Networks are essential for modelling and analyzing complex systems in fields such as biology, social sciences, and finance, offering insights into the interactions and relationships within these systems. Despite their widespread use, classical graph-theoretic tools have inherent limitations, as they primarily focus on local properties, such as node degrees, paths, and direct connections between edges. This localized perspective is inadequate to capture global structural features such as complex connectivity patterns, holes, cycles, and higher- dimensional voids, which are crucial for understanding the overall network behaviour. Topological approaches in network analysis extend classical graph-theoretic methods by incorporating concepts from algebraic topology, enabling the study of higher-dimensional and global network features. Clique complex construction assigns a simplicial complex to a graph by taking complete graphs spanned by vertices as simplices. This approach enables the study of connectivity and other geometric features of the graph. This study generalizes the clique complex construction by using the notion of k-plex, an almost complete graph that spans n vertices.
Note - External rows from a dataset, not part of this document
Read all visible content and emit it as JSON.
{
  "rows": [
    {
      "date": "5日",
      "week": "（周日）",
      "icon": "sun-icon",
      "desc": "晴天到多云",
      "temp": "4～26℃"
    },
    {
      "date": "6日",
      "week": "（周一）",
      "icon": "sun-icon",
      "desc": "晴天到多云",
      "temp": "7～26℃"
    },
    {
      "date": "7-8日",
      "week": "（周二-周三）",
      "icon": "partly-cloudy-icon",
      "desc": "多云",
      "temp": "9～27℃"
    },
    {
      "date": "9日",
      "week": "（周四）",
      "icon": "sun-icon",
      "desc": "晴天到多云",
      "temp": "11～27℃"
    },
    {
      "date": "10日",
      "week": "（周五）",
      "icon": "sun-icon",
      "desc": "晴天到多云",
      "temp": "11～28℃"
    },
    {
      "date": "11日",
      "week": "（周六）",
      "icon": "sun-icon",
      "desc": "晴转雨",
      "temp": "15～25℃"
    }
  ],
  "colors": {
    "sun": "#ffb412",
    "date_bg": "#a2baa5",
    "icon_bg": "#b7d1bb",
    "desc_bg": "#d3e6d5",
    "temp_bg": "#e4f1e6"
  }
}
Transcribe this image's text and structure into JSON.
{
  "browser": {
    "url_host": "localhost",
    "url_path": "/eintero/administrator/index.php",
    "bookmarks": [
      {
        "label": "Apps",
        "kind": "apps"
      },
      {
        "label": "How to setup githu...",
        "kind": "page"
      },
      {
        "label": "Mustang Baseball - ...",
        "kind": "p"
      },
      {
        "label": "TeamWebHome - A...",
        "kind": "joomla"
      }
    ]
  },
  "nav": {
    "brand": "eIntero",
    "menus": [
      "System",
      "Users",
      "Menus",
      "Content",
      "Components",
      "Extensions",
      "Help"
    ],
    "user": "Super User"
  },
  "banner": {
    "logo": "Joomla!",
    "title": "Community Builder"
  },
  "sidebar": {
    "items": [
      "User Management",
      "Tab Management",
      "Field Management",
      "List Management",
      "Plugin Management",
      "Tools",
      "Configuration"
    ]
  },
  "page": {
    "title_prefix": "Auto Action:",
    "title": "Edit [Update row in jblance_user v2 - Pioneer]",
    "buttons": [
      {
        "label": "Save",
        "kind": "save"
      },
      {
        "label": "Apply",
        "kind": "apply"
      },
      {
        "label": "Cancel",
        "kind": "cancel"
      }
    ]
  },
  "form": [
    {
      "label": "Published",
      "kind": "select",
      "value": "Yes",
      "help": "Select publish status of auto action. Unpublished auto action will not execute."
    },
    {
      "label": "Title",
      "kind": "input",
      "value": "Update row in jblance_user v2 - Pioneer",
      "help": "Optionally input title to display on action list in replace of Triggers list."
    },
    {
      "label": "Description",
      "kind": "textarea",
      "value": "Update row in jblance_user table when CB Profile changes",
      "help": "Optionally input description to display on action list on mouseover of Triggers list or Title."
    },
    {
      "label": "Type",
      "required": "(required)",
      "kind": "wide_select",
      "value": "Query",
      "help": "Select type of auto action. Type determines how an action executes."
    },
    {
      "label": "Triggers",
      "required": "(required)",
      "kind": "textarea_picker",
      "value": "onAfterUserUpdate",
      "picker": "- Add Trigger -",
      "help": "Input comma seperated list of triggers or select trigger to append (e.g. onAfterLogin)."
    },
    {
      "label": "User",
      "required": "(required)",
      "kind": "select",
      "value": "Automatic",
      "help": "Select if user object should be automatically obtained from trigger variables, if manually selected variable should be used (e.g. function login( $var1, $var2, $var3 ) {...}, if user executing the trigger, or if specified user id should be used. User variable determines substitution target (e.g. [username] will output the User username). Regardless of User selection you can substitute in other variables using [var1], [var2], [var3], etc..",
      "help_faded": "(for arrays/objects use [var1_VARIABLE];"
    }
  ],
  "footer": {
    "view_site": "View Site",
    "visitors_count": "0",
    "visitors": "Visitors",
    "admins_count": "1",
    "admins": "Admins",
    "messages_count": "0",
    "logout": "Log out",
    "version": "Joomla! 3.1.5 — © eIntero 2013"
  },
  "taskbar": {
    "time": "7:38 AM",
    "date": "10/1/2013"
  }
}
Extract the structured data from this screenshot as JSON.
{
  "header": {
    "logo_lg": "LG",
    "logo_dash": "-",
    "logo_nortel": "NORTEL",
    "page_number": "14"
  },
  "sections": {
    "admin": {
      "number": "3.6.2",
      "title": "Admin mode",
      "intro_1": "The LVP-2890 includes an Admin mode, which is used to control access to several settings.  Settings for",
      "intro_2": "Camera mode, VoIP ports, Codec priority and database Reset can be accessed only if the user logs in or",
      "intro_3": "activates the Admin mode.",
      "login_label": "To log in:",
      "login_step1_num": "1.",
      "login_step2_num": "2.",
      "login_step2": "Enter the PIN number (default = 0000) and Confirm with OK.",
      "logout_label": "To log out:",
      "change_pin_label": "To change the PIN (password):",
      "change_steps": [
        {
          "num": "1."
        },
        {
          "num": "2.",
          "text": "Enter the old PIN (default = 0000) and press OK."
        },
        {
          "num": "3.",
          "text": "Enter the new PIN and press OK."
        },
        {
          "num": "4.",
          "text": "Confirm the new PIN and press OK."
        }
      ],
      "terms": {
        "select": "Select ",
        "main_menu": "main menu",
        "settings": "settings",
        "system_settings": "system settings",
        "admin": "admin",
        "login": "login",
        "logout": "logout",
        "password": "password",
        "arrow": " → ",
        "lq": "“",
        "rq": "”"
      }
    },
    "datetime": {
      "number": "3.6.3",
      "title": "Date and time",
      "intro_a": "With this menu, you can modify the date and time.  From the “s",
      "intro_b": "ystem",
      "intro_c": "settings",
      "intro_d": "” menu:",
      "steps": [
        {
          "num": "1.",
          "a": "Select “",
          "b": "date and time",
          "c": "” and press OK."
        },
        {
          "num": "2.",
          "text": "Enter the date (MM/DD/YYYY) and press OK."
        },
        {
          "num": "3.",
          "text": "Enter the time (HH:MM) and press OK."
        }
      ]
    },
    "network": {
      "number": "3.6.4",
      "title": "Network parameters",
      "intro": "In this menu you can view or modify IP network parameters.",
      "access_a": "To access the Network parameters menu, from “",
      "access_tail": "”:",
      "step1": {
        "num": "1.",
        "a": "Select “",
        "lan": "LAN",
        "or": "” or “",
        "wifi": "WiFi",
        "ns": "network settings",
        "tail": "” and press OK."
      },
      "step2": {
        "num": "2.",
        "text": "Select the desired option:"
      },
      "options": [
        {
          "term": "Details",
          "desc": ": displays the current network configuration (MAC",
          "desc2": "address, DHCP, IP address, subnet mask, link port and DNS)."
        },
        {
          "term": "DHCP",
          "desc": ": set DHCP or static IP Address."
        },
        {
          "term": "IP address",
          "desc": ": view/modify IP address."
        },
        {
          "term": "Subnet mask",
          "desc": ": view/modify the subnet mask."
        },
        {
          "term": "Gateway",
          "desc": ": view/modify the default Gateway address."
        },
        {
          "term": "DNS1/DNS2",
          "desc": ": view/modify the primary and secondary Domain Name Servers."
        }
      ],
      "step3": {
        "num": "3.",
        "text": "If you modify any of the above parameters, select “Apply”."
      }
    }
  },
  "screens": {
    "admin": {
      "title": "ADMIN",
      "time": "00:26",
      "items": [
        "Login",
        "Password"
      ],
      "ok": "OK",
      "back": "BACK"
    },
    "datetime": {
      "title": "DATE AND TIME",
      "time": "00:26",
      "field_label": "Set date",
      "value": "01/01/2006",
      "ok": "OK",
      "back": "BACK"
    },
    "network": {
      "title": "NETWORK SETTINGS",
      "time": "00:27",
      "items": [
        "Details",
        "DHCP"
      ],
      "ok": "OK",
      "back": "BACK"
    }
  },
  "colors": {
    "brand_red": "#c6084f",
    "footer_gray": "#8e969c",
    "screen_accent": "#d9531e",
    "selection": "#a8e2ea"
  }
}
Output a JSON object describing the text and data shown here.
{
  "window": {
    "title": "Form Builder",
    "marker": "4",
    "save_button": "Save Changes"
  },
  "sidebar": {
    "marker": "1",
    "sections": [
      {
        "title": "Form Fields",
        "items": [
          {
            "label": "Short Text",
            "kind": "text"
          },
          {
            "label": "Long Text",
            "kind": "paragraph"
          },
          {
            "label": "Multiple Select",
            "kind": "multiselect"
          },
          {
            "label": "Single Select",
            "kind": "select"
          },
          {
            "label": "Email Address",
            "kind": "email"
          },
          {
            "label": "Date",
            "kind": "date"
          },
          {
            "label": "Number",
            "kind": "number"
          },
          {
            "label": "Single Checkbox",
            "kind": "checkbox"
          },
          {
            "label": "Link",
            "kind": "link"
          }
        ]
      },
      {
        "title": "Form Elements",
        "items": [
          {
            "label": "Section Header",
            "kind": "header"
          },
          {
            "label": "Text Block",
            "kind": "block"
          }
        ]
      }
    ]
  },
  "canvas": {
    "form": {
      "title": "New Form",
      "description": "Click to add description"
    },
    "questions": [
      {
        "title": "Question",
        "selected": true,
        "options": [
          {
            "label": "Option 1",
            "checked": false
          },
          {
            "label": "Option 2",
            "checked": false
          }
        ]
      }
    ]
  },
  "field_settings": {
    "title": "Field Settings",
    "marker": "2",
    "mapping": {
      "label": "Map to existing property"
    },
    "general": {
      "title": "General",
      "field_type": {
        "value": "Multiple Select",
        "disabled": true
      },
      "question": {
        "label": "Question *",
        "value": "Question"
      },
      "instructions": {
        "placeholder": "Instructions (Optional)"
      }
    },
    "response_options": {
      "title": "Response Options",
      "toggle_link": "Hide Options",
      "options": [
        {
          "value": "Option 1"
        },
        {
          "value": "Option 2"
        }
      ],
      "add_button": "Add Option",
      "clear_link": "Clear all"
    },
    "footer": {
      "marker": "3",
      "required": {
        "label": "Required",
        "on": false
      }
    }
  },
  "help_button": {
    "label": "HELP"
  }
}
A k-plex is a subgraph on n vertices in which each vertex is at least of degree n − k. Also, this study proves that the assignment of a graph to its generalized k-clique complex is a functor from the category of graphs to the category of simplicial complexes. k-generalized clique complexes offer a more flexible representation of higher-dimensional interactions. Once the generalized k- clique complex is established, homology can be computed in the usual manner. The generalized k-clique complex construction ignores smaller holes and its higher dimensional counterparts, and depending on the choice of k, one has the choice of determining the size of the hole to be ignored. This approach will give a different perspective on network analysis and its applications.